Jamie stood in front of the girl’s cell and watched her. She had crawled across the room and curled herself into a tight ball on the narrow bed that ran along one wall. She was moaning rather than howling now, a deep sound that Jamie could feel through the soles of his feet, and every few seconds she lifted slightly into the air, before flopping back down on to the white sheets.
“So you’re Julian Carpenter’s son,” said a voice beside him, and he jumped.
For God’s sake, stop being so easy to creep up on.
He turned towards the source of the voice and looked into the handsome face of a man in his forties, dressed in the same black armour as everyone else he had met since arriving at the base. The man was carrying a small metal case and regarding him with open curiosity.
“That’s right,” Jamie replied. “My name’s—”
“Jamie. I know. Mine is Major Paul Turner. I’m the Level H duty officer. I understand you want to give this prisoner blood?”
“Yes, sir,” said Jamie. The sir came naturally; something about this man made him nervous.
“Tell me why I should let you do that. Bearing in mind that she almost killed one of my colleagues last night. And tried to kill you.”
“That doesn’t matter now,” Jamie said. “I need to know what she knows. All that matters is my mother.”
Major Turner regarded him with the merest hint of a smile on his face.
“I knew Marie,” he said, and Jamie gasped. “Met her several times. She was a good woman.”
“What do you mean was?” demanded Jamie, colour rising in his face.
“Sorry. Poor choice of words,” replied Turner. “I knew your father as well. We were friends. Did you know that?”
“No,” said Jamie. “I didn’t know that.”
The two looked at each other, the space between them thick with a tension that Jamie didn’t understand. Eventually Major Turner unclipped the latches on the metal case, reached inside and withdrew two pouches of dark red blood. He tossed them lightly to Jamie, who caught them, never taking his eyes off the man.
Turner returned his gaze, then said something beneath his breath that Jamie couldn’t quite make out, turned smartly on his heels and walked rapidly back along the cellblock towards the exit.
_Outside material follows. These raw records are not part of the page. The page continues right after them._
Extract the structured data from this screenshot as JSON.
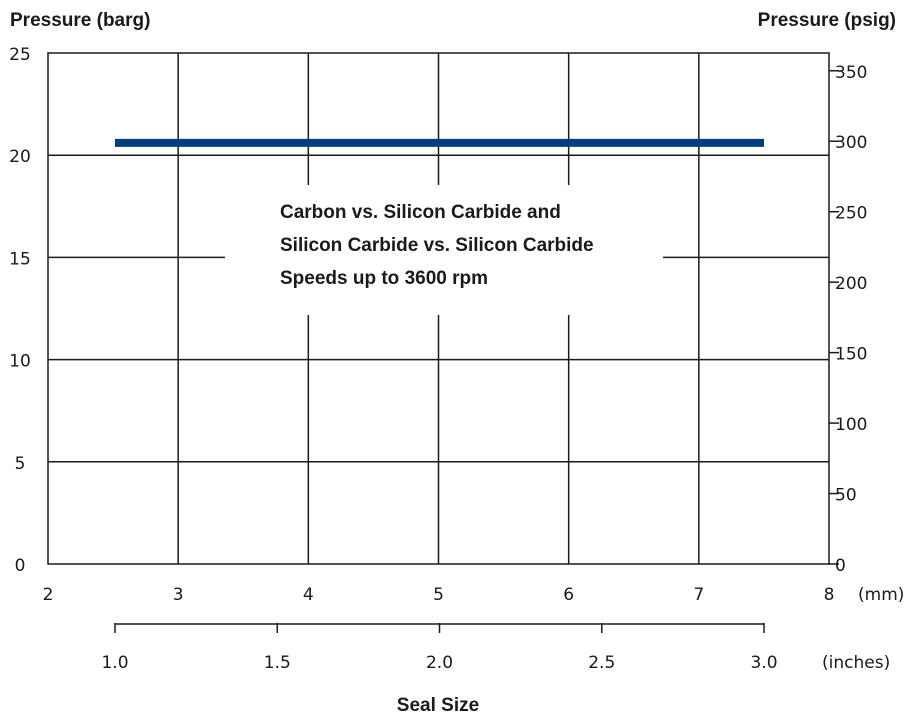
{
  "chart_data": {
    "type": "line",
    "y_left_label": "Pressure (barg)",
    "y_right_label": "Pressure (psig)",
    "x_label": "Seal Size",
    "x_mm_unit": "(mm)",
    "x_inch_unit": "(inches)",
    "ylim_barg": [
      0,
      25
    ],
    "ylim_psig": [
      0,
      362.6
    ],
    "xlim_mm": [
      2,
      8
    ],
    "y_left_ticks": [
      "0",
      "5",
      "10",
      "15",
      "20",
      "25"
    ],
    "y_right_ticks": [
      "0",
      "50",
      "100",
      "150",
      "200",
      "250",
      "300",
      "350"
    ],
    "x_mm_ticks": [
      "2",
      "3",
      "4",
      "5",
      "6",
      "7",
      "8"
    ],
    "x_inch_ticks": [
      "1.0",
      "1.5",
      "2.0",
      "2.5",
      "3.0"
    ],
    "grid": true,
    "annotations": [
      "Carbon vs. Silicon Carbide and",
      "Silicon Carbide vs. Silicon Carbide",
      "Speeds up to 3600 rpm"
    ],
    "series": [
      {
        "color": "#003e7e",
        "x_inches": [
          1.0,
          3.0
        ],
        "y_barg": [
          20.6,
          20.6
        ]
      }
    ]
  }
}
‘Prove me wrong.’ It sounded like he said, ‘Prove me wrong.’
He turned back to the cell. Larissa was still on the bed but now she was sitting upright on the edge of it, her eyes fixed on the plastic pouches in his hands. Jamie looked down at them and felt a sudden terrible disgust. He threw them through the barrier. They never made it to the concrete floor; Larissa moved like mercury across the cell, plucking them out of the air and dropping to her knees. She tore the top off the first one with her gleaming, pointed teeth, and Jamie turned away as she tipped it up and squeezed the contents into her mouth.